GETTYSBURG, Pa. The latest Battle of Gettysburg ended just after 5 p.m. yesterday when an explosive charge ripped through the foundation of a 307-foot observation tower looming over the historic battlefield, sending it crashing to the ground.
The demolition, on a day when the area was packed with thousands of Civil War re-enactors, was hailed as long overdue by many in the history-minded crowd.
"Never thought that thing belonged there," Ray Butara, a Civil War aficionado from Waynesboro, Pa., said of the steel tower built as a tourist attraction in the mid-1970s. Mr. Butara, 72, watched the demolition with his son and grandson.
"When it comes to the Civil War, we're purists," he said. "That thing just doesn't belong."
The tower was blown up with 10 pounds of explosives as part of a National Park Service campaign to remove modern structures and return the Gettysburg Battlefield to the way it looked in 1863.
The demolition was scheduled for July 3 because it was 137 years to the day Union forces turned back Pickett's Charge, a Confederate assault led by Gen. George Edward Pickett.
The Park Service also plans to restore fences, orchards and lanes that were present in 1863 and remove modern buildings that sit on the battlefield.
Bob Butara, 45, said his father used to bring the family to Gettysburg on vacation every year when he was young.
For him, the battlefields are something you have to see up close.
"You want to see the site, you don't go up 300 feet in a tower. You walk these fields. You see these creeks, trees and stone walls up close. You see the human element," Bob Butara said.
The tower consisted of a four-level viewing area in the shape of an octagon, supported by a latticework of battleship-gray steel. Many of Gettysburg's nearly 2 million visitors a year ascended the tower to get a bird's-eye view of the battlefield.
"We're just anxious to see the monstrosity go down. It destroys the authenticity of the battlefield," said David Holtzclaw, a history buff who showed up to get a front seat for the demolition. "When you try to picture in your mind what happened here 137 years ago, that destroys it.
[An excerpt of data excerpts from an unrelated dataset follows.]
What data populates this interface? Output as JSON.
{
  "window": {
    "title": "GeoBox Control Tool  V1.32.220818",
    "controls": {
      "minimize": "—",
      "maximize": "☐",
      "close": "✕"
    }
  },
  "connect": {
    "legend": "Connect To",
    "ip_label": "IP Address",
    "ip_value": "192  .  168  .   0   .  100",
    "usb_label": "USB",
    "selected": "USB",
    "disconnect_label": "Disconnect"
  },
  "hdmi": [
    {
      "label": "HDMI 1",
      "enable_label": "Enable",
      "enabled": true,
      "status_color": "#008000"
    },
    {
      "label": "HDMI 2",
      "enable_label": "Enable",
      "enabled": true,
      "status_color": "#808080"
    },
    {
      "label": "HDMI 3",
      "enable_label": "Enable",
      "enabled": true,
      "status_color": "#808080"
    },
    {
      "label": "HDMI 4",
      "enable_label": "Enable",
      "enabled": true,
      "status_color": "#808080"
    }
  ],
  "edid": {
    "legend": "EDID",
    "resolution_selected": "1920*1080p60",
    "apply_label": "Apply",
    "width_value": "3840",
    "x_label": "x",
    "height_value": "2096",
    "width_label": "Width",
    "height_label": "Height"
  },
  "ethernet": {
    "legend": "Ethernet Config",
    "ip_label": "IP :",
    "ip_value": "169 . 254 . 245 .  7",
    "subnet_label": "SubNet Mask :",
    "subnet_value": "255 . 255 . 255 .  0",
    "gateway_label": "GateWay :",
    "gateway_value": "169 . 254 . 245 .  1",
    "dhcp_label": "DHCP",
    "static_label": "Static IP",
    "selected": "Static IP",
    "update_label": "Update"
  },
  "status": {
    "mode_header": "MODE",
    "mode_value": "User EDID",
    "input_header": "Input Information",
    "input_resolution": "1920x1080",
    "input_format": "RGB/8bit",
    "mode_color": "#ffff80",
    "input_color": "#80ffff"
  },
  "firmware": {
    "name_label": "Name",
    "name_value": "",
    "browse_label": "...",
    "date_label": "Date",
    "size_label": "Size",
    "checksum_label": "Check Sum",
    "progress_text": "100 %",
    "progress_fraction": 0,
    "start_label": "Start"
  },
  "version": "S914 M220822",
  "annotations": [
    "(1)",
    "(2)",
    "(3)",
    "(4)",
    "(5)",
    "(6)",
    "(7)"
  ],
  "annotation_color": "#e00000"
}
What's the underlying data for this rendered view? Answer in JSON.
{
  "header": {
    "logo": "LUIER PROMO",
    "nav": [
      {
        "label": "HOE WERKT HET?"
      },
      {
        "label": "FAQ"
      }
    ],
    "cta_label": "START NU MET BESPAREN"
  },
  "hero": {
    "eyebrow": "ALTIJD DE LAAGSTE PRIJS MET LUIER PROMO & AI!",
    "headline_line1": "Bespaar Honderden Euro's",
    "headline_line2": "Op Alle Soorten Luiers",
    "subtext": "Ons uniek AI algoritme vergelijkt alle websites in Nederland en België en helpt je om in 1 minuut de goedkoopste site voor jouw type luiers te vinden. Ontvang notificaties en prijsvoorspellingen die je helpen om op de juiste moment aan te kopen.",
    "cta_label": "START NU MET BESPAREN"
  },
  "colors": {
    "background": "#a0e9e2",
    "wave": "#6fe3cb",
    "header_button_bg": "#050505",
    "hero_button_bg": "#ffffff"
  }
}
I'm happy to see it go."
Participants in the annual re-enactment nearby agreed that the tower needed to come down.
Henry Szczytko, 46, a pipe fitter from Neptune City, N.J., has been coming to Gettysburg for years as a member of the 61st New York Regiment of the Army of the Potomac.
He said he planned to have his picture taken in front of the nearby monument to Gen. George Meade.
"Finally, that thing won't be there to muck it up," he said of the tower. "I'm ready to see it gone."
There was an initial false start, then a second countdown, two shots from a cannon and a blast of smoke.
The tower fell into a parking lot after workers from Controlled Demolition Inc. of Phoenix, Md., set off a series of explosions around its base.
The tower has been a source of controversy since it opened on private property next to the national park in 1974. Many visitors, such as the Butaras, said the tower was intrusive, an aesthetic affront to the thousands of grave sites and war monuments that dot the 5,900-acre Gettysburg National Military Park.
The tower's fate was sealed last month when a federal judge in Harrisburg, Pa., ruled that the National Park Service could take possession of the property through eminent domain.
Getting rid of the tower has been a longtime goal of Secretary of the Interior Bruce Babbitt, who attended yesterday's demolition. The government reportedly offered $3 million as compensation to the owners of the tower and surrounding property.
The demolition was opposed by the tower's engineer and its former owners.
"It's not warranted," said Irwin Aronson, a lawyer for Overview Limited Partnership, which owned the tower. "The tower was a classroom in the sky."
Earlier yesterday, an estimated 2,300 re-enactors relived Pickett's Charge, the most pivotal battle of the Civil War on a field outside the town. The Park Service does not allow re-enactments on park property.
For spectators and costumed participants alike, the hot topic was the impending destruction of the tower. But many also were concerned about the national debate over symbols of the Confederacy.
"All the political pandering about the flag in South Carolina is just shameful," Peggy Aldhizer of Roanoke said of the flap over a Confederate battle flag that flew over the state capitol in Columbia, S.C.
Miss Aldhizer, outfitted in an authentic calico dress complete with petticoats and wool underwear despite the July heat, said she was disgusted with political opportunists fanning the flames in South Carolina.
"This flag controversy is a tool that is being used by those who would profit from division," she said. "Think about the U.S. government's genocide of the Indians, think about Waco, think about everything that's happened with this administration in the last eight years. The Confederate flag is no more a symbol of hatred than the U.S. flag."
This article is based in part on wire service reports.